To elucidate whether interleukin-18 (IL-18) or interferon-gamma (IFN-gamma) participates in neurodegeneartion, we investigated the changes in IL-18 and IFN-gamma systems within the rat hippocampus following status epilepticus (SE). In non-SE induced animals, IL-18, IL-18 receptor alpha (IL-18Ralpha), IFN-gamma and IFN-gamma receptor alpha (IFN-gammaRalpha) immunoreactivity was not detected in the hippocampus. Following SE, IL-18 immunoreactivity was increased in CA1-3 pyramidal cells as well as dentate granule cells.

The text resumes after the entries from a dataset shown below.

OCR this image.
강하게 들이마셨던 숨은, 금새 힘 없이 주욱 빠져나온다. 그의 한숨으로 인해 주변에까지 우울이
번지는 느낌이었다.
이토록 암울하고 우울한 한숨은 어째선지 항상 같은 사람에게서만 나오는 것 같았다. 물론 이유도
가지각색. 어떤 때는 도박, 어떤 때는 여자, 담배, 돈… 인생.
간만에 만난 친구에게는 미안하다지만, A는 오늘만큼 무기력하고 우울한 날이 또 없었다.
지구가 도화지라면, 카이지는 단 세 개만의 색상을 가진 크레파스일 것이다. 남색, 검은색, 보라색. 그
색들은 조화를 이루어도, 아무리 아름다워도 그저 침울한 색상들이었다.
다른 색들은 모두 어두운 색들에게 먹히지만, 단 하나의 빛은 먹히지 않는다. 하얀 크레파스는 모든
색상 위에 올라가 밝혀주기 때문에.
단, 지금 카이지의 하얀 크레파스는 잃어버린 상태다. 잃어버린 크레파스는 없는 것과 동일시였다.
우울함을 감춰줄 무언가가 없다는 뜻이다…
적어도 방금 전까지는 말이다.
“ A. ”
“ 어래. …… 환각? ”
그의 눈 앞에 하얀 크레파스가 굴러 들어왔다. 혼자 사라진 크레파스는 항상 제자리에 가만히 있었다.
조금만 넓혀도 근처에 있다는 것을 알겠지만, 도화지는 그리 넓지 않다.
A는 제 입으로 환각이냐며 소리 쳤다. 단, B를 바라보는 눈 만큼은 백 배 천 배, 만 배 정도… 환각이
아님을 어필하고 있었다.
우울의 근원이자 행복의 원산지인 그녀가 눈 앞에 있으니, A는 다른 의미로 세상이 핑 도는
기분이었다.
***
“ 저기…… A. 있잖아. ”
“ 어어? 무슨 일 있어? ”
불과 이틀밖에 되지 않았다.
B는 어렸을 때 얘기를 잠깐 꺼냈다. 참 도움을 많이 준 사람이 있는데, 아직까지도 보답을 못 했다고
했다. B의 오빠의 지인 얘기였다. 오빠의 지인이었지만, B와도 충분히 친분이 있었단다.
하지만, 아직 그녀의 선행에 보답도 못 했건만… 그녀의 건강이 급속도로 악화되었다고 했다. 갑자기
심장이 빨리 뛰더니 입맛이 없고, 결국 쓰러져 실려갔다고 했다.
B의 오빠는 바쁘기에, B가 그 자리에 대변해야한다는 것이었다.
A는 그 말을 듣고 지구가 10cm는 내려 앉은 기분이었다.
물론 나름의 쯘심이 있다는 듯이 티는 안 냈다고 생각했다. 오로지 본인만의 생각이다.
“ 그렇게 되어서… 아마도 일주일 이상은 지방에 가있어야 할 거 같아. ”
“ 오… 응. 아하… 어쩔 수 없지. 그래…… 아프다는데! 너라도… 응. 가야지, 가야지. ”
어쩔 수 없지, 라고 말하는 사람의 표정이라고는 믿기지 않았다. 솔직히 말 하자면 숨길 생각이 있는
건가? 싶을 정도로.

IL-18 immunoreactivity was also up-regulated in astrocytes and microglia/macrophages. IL-18Ralpha immunoreactivity was detected in astrocytes and microglia/macrophages. IFN-gamma immunoreactivity was detected only in astrocytes within all regions of the hippocampus. IFN-gammaRalpha immunoreactivity was increased in neurons as well as astrocytes. Intracerebroventricular infusions of recombinant rat IL-18 or IFN-gamma alleviated SE-induced neuronal damages, while neutralization of IL-18, IFN-gamma or their receptors aggravated them, as compared to saline-infused animals. These findings suggest that astroglial-mediated IFN-gamma pathway in response to IL-18 induction may play an important role in alleviation of SE-induced neuronal damages.